The original vowel sound in both words was the rounded high short <u> sound of put, which was much more common up through the 17th century than it is today in American English speech. In most words this high short <u> eased to the unrounded low short <u>, as in butt, and in words like but, which are usually weakly stressed, it reduced to schwa. This easing makes pronunciation slightly easier, which is usually the reason for any pronunciation change.
However, several words kept the old high short <u> pronunciation, usually following the labial consonants [p], [b], [f], or [w], and especially if the vowel was in turn followed by [l] or [sh], as in pull, bull, full, and (with <oo>) wool, and in push and bush. There is something of a tangle here, with words like woman, butcher, puss (without the following [l] or [sh]) and cushion (without the initial labial consonant) also retaining the old pronunciation.
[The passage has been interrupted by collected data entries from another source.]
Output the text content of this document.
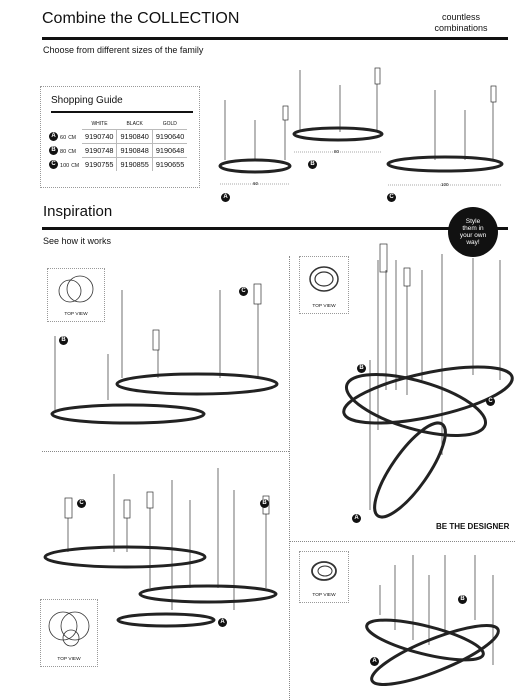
Combine the COLLECTION	countless
combinations
Choose from different sizes of the family
Shopping Guide
	WHITE	BLACK	GOLD
A 60 CM	9190740	9190840	9190640
B 80 CM	9190748	9190848	9190648
C 100 CM	9190755	9190855	9190655
60
80
100
A
B
C
Inspiration
See how it works
Style
them in
your own
way!
TOP VIEW
B
C
C	B
A
TOP VIEW
TOP VIEW
B
C
A
BE THE DESIGNER
TOP VIEW
B
A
And, of course, your word put.
Such words tended to resist the unrounding and lowering of the put vowel to the but vowel due to constraints put upon the pronunciation of the vowel by the preceding and following consonants: The preceding labial consonants worked against the spreading of the lips necessary to pronouncing the but vowel. And the various following consonant sounds encouraged a pronunciation of the vowel higher in the mouth. Both effects worked against the easing of the high round put vowel to the lower unrounded but vowel. Thus the seemingly inconguous different pronunciations.